Cumhurbaşkanı Erdoğan, sürece ilişkin “Gayemiz belli: Artık kan akmasın” diyerek, yeni dönemin geniş toplumsal mutabakatla ilerlemesi gerektiğini ve Meclis Komisyonu raporunun sürecin önünü açacağını belirtti.
HABER MERKEZİ – Cumhurbaşkanı Recep Tayyip Erdoğan, TİSK 29. Olağan Genel Kurulu’nda konuştu.
Erdoğan konuşmasında Kürt sorunun çözümü için devam eden süreç ve son gelişmelere ilişkin değerlendirmelerde bulundu.
Çatışmalı sürecin Türkiye ekonomisine maaliyetini hatırlatan Erdoğan, “Sadece ekonomimize maliyeti 2 trilyon doları bulan terör meselesini artık sonsuza kadar geride bırakmak istiyoruz. Bunu da olabilecek en geniş toplumsal ve siyasal mutabakatla milletimizin değerleriyle örtüşen bir zeminde yapmanın hassasiyeti içindeyiz” dedi.

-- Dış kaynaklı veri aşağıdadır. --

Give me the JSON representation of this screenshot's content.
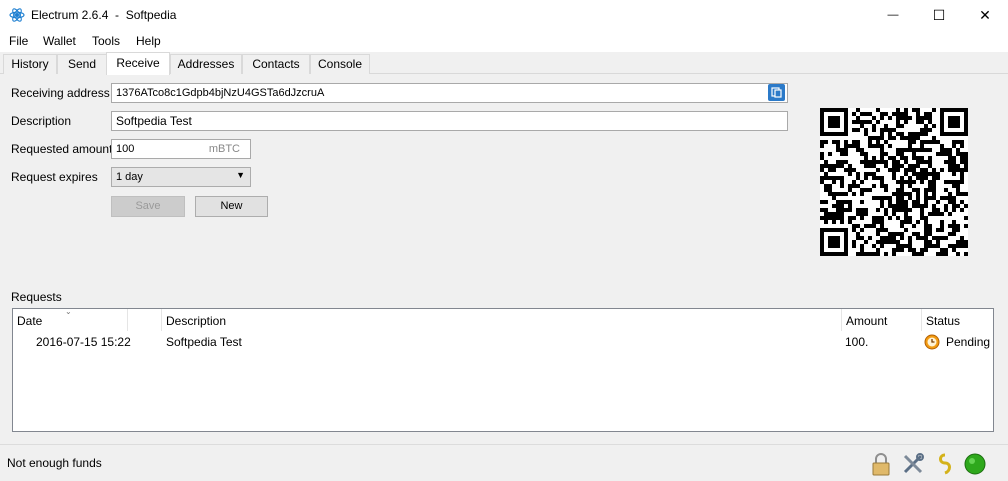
{
  "window": {
    "title": "Electrum 2.6.4  -  Softpedia",
    "minimize_glyph": "—",
    "maximize_glyph": "☐",
    "close_glyph": "✕"
  },
  "menu": [
    "File",
    "Wallet",
    "Tools",
    "Help"
  ],
  "tabs": [
    "History",
    "Send",
    "Receive",
    "Addresses",
    "Contacts",
    "Console"
  ],
  "active_tab": "Receive",
  "receive": {
    "receiving_address_label": "Receiving address",
    "receiving_address": "1376ATco8c1Gdpb4bjNzU4GSTa6dJzcruA",
    "description_label": "Description",
    "description": "Softpedia Test",
    "requested_amount_label": "Requested amount",
    "requested_amount": "100",
    "amount_unit": "mBTC",
    "request_expires_label": "Request expires",
    "request_expires": "1 day",
    "save_label": "Save",
    "new_label": "New"
  },
  "requests": {
    "title": "Requests",
    "columns": [
      "Date",
      "Description",
      "Amount",
      "Status"
    ],
    "rows": [
      {
        "date": "2016-07-15 15:22",
        "description": "Softpedia Test",
        "amount": "100.",
        "status": "Pending"
      }
    ]
  },
  "status": {
    "message": "Not enough funds",
    "online_color": "#2ea81c"
  },
  "colors": {
    "qr_dark": "#000000",
    "icon_blue": "#2b7ac9"
  }
}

GAYEMİZ BELLİ ARTIK KAN AKMASIN
Süreçte amaçlarının belli olduğunu belirten Erdoğan, şunları dile getirdi:
GÖVDEMİZİ TAŞIN ALTINA KOYDUK
Yine ittifak olarak elimizle birlikte tüm gövdemizi taşın altına koyduk. Sürece muhalefet partilerinin de dahil olması için daima yapıcı davrandık. Uzlaşmacı bir tavırla hareket ettik.”
Meclis komisyonun konu hakkındaki çalışmalarına da değinen Erdoğan, komisyonun çok önemli bir misyon yüklendiğini söyledi ve “Komisyon raporunun sürecin önünü açacak öneri ve değerlendirmeleriyle müteakip adımlar için ortak bir perspektif çizmesini temenni ediyorum” dedi.
Erdoğan’ın bu konudaki değerlendirmeleri şöyle:
Milletimizin sürece dair umutlarını güçlendiren komisyonun aynı özgüvenli yaklaşımı son ana kadar devam ettireceğine inanıyorum.
KÜÇÜK HESAPLARA KURBAN EDİLMEMELİ
Komisyon raporunun sürecin önünü açacak öneri ve değerlendirmeleriyle müteakip adımlar için ortak bir perspektif çizmesini temenni ediyorum. Bunun yolu da sağ duyu ile samimiyetle hareket ederek bu tarihi süreci başta günlük siyasetin geçici tartışmaları olmak üzere küçük hesaplara kurban etmemekten geçiyor.
Biz ilk günden beri bu hassasiyetimizi koruyoruz. Yarımı yeme bütünü bölme anlayışıyla hiçbir yere varılmaz. Terörsüz Türkiye menziline ancak özgüvenle ve cesaretle ulaşabiliriz.
Türkiye’yi yarım asırlık bu sıkıntısından ancak bu şekilde kurtarabiliriz. Geri adım atmadan, sürecin tökezlemesini umanlara fırsat vermeden ağızlarını her açtıklarında millete karamsarlık zerk edenlere aldırmadan sürekli ileri gidecek, hep birlikte güzel günlere vasıl olacağız.”